Selecting with expressions

In this page we show how to select rows and columns with the preferred expression approach. We cover:

  • use of the Expression API via the filter and select methods to select data
  • combining these expressions and
  • optimization of these expression in lazy mode.

To select data with expressions we use:

  • the filter method to select rows
  • the select method to select columns

For simplicity we deal with DataFrame examples throughout. The principles are the same for Series objects except that columns obviously cannot be selected in a Series. To illustrate the filter and select methods we define a simple DataFrame:

df = pl.DataFrame(
    {
        "id": [1, 2, 3],
        "color": ["blue", "red", "green"],
        "size": ["small", "medium", "large"],
    }
)
print(df)
shape: (3, 3)
┌─────┬───────┬────────┐
│ id  ┆ color ┆ size   │
│ --- ┆ ---   ┆ ---    │
│ i64 ┆ str   ┆ str    │
╞═════╪═══════╪════════╡
│ 1   ┆ blue  ┆ small  │
├╌╌╌╌╌┼╌╌╌╌╌╌╌┼╌╌╌╌╌╌╌╌┤
│ 2   ┆ red   ┆ medium │
├╌╌╌╌╌┼╌╌╌╌╌╌╌┼╌╌╌╌╌╌╌╌┤
│ 3   ┆ green ┆ large  │
└─────┴───────┴────────┘

Selecting rows with the filter method

We can select rows by using the filter method.
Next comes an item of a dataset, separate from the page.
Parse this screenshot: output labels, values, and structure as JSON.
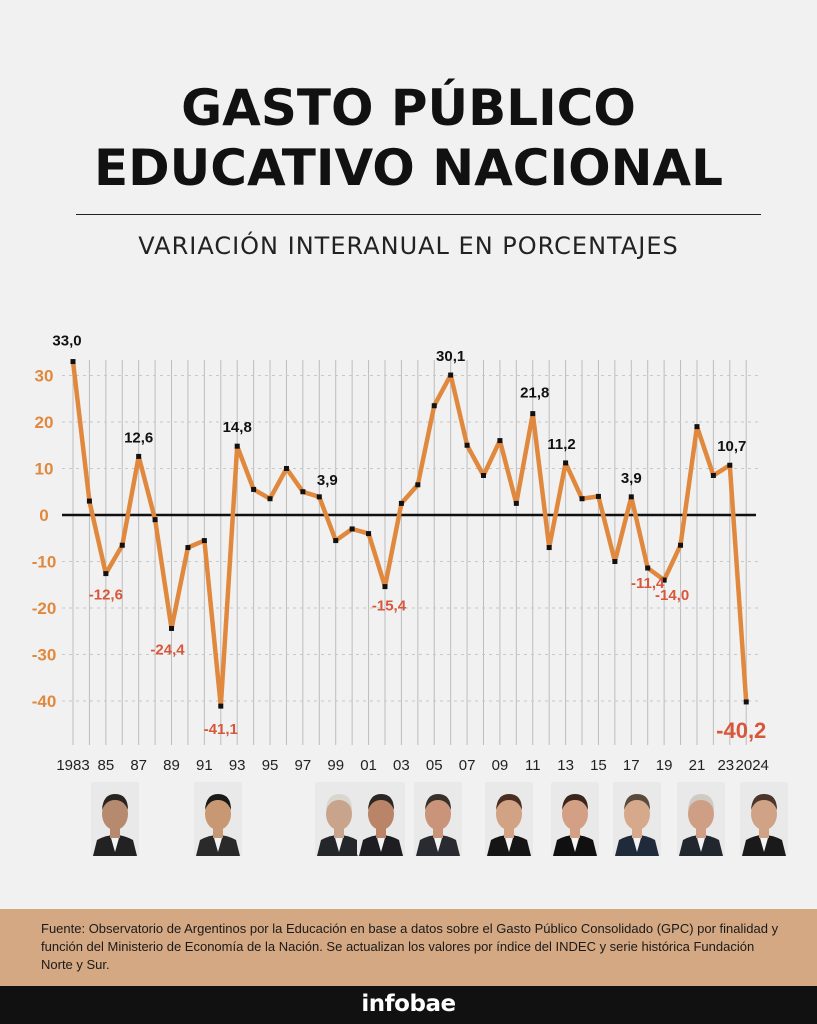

In the filter method we pass the condition we are using to select the rows as an expression:

filter_df = df.filter(pl.col("id") <= 2)
print(filter_df)
shape: (2, 3)
┌─────┬───────┬────────┐
│ id  ┆ color ┆ size   │
│ --- ┆ ---   ┆ ---    │
│ i64 ┆ str   ┆ str    │
╞═════╪═══════╪════════╡
│ 1   ┆ blue  ┆ small  │
├╌╌╌╌╌┼╌╌╌╌╌╌╌┼╌╌╌╌╌╌╌╌┤
│ 2   ┆ red   ┆ medium │
└─────┴───────┴────────┘

We can specify multiple conditions in filter using the & operator:

multi_filter_df = df.filter((pl.col("id") <= 2) & (pl.col("size") == "small"))
print(multi_filter_df)
shape: (1, 3)
┌─────┬───────┬───────┐
│ id  ┆ color ┆ size  │
│ --- ┆ ---   ┆ ---   │
│ i64 ┆ str   ┆ str   │
╞═════╪═══════╪═══════╡
│ 1   ┆ blue  ┆ small │
└─────┴───────┴───────┘

Selecting columns with the select method

We select columns using the select method. In the select method we can specify the columns with:

  • a (string) column name
  • a list of (string) column names
  • a boolean list of the same length as the number of columns
  • an expression such as a condition on the column name
  • a Series

Select a single column

single_select_df = df.select("id")
print(single_select_df)
shape: (3, 1)
┌─────┐
│ id  │
│ --- │
│ i64 │
╞═════╡
│ 1   │
├╌╌╌╌╌┤
│ 2   │
├╌╌╌╌╌┤
│ 3   │
└─────┘

Select a list of columns

list_select_df = df.select(["id", "color"])
print(list_select_df)
shape: (3, 2)
┌─────┬───────┐
│ id  ┆ color │
│ --- ┆ ---   │
│ i64 ┆ str   │
╞═════╪═══════╡
│ 1   ┆ blue  │
├╌╌╌╌╌┼╌╌╌╌╌╌╌┤
│ 2   ┆ red   │
├╌╌╌╌╌┼╌╌╌╌╌╌╌┤
│ 3   ┆ green │
└─────┴───────┘

Select based on a Boolean list:

boolean_list_select_df = df.select(
    [column for column in df.columns if column.startswith("col")],
)
print(boolean_list_select_df)
shape: (3, 1)
┌───────┐
│ color │
│ ---   │
│ str   │
╞═══════╡
│ blue  │
├╌╌╌╌╌╌╌┤
│ red   │
├╌╌╌╌╌╌╌┤
│ green │
└───────┘

Select columns with an expression

To select based on a condition on the column name:

condition_select_df = df.select(pl.col("^col.*$"))
print(condition_select_df)
shape: (3, 1)
┌───────┐
│ color │
│ ---   │
│ str   │
╞═══════╡
│ blue  │
├╌╌╌╌╌╌╌┤
│ red   │
├╌╌╌╌╌╌╌┤
│ green │
└───────┘

To select based on the dtype of the columns:

dtype_select_df = df.select(pl.col(pl.Int64))
print(dtype_select_df)
shape: (3, 1)
┌─────┐
│ id  │
│ --- │
│ i64 │
╞═════╡
│ 1   │
├╌╌╌╌╌┤
│ 2   │
├╌╌╌╌╌┤
│ 3   │
└─────┘

Selecting rows and columns

We can combine the filter and select methods to select rows and columns

expression_df = df.filter(pl.col("id") <= 2).select(["id", "color"])
print(expression_df)
shape: (2, 2)
┌─────┬───────┐
│ id  ┆ color │
│ --- ┆ ---   │
│ i64 ┆ str   │
╞═════╪═══════╡
│ 1   ┆ blue  │
├╌╌╌╌╌┼╌╌╌╌╌╌╌┤
│ 2   ┆ red   │
└─────┴───────┘

Query optimization

In lazy mode the query optimizer may be able to optimize the query based on the expressions.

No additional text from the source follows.